Jango procurou apoio junto ao General Amaury Kruel – comandante do Segundo Exército com sede em São Paulo e inimigo de Castelo Branco, um dos líderes do golpe -; pediu que Kruel continuasse leal ao governo, mas o comandante do segundo exército condicionou o apoio ao rompimento de Jango com o CGT (Comando Geral dos Trabalhadores), em tese liderado por comunistas, e cuja proximidade ao governo os golpistas não aceitavam. Mas Jango, leal à sua origem trabalhista, objetou, então o General Amaury Kruel disse: “Então senhor Presidente, não há nada que possamos fazer”.

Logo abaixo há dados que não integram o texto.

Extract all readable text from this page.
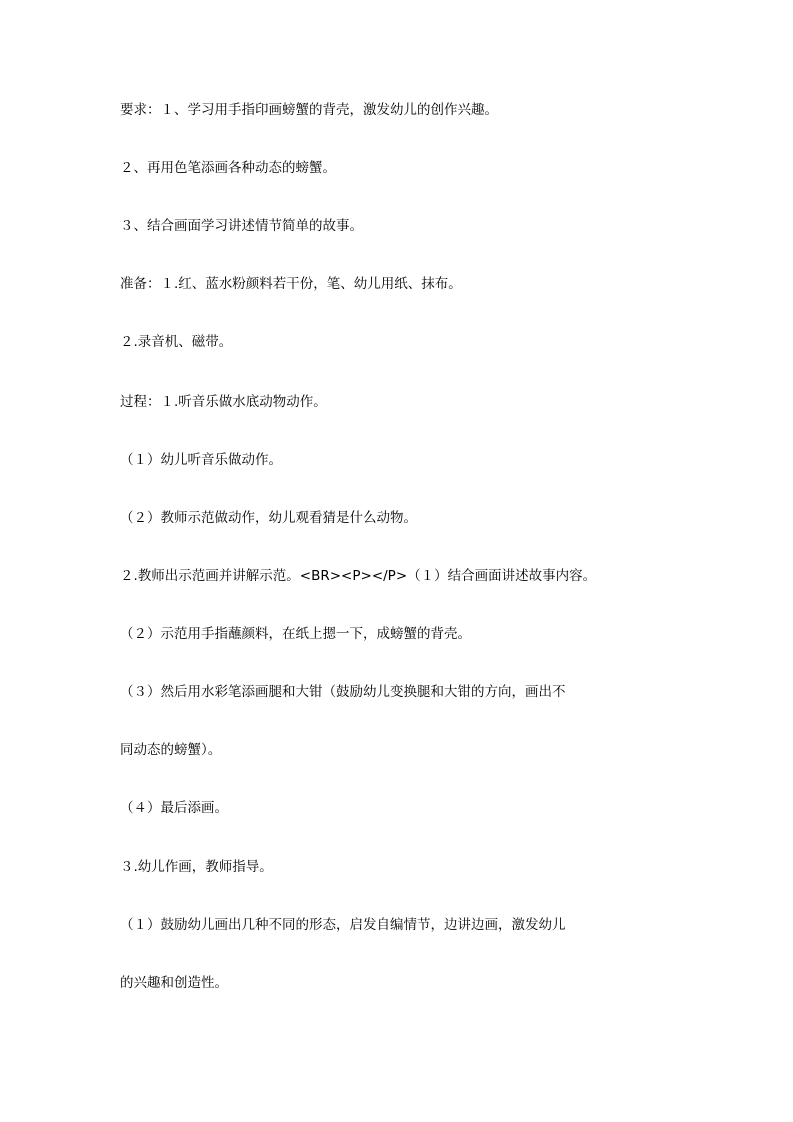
要求：１、学习用手指印画螃蟹的背壳，激发幼儿的创作兴趣。
２、再用色笔添画各种动态的螃蟹。
３、结合画面学习讲述情节简单的故事。
准备：１.红、蓝水粉颜料若干份，笔、幼儿用纸、抹布。
２.录音机、磁带。
过程：１.听音乐做水底动物动作。
（１）幼儿听音乐做动作。
（２）教师示范做动作，幼儿观看猜是什么动物。
２.教师出示范画并讲解示范。<BR><P></P>（１）结合画面讲述故事内容。
（２）示范用手指蘸颜料，在纸上摁一下，成螃蟹的背壳。
（３）然后用水彩笔添画腿和大钳（鼓励幼儿变换腿和大钳的方向，画出不
同动态的螃蟹）。
（４）最后添画。
３.幼儿作画，教师指导。
（１）鼓励幼儿画出几种不同的形态，启发自编情节，边讲边画，激发幼儿
的兴趣和创造性。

Cinquenta e oito anos após esse encontro entre Jango e o General Kruel, outro presidente, agora Bolsonaro, pediu a outro general, agora comandante do Exército, apoio para um golpe de estado, com um leve verniz de legalidade, mas, de forma heroica, o general Gomes Freire reagiu negando qualquer apoio do Exército à intentona golpista.
O Brigadeiro Baptista Junior, que também rechaçou qualquer apoio ao golpe em curso, revelou em seu depoimento que Gomes Freire advertiu Bolsonaro sobre o crime que representa “tentar” um golpe de Estado e que o general afirmou que o prenderia se ele seguisse com a tentativa de golpe. Que fique claro: o golpe estava em marcha, não se tratava mais de preparação.
Voltando a 1964. – Sem apoio do Exército em Minas Gerais, Rio e São Paulo o presidente, ainda no dia 1º de abril, voou para o Rio Grande do Sul e encontrou-se com o comandante do Terceiro Exército, que ainda não havia aderido ao golpe (e onde o então deputado federal Leonel Brizola bradava, de forma radical demais para o momento, apoio e resistência civil; Jango não apoiava a iniciativa de Brizola). Contudo, em 2 de abril o Terceiro Exército aderiu ao Golpe.
Apesar de os americanos terem autorizado o envio de armas e munições, aviões de caça, porta-aviões, helicópteros, petroleiros, tripulação e armamento completo, entre vários outros suportes; apesar de todo apoio da representação diplomática estadunidense, apesar de o embaixador Lincoln Gordon e seus auxiliares estarem atentos a tudo que acontecia; apesar das diligências do assessor de Segurança Nacional, McGeorge Bundy, que monitorava todos os passos e a comunicação do presidente; apesar dos anos de campanha publicitária do IBAD e do EPES, que formou opiniões contra Jango e suas reformas, o que garantiu o golpe de 1964 foi a presença do Exército brasileiro, sem o apoio do Exército não teria havido golpe em 1964.
Por isso acredito em 1964 o Exército e seus comandantes passaram para a História como golpistas; mas em 2002, o Exército e a Aeronáutica, o General Freire Gomes e o Brigadeiro Baptista Junior, dadas as circunstâncias, devem ser tratados por todos os democratas como heróis.
Essas são as reflexões que submeto às democráticas divergências.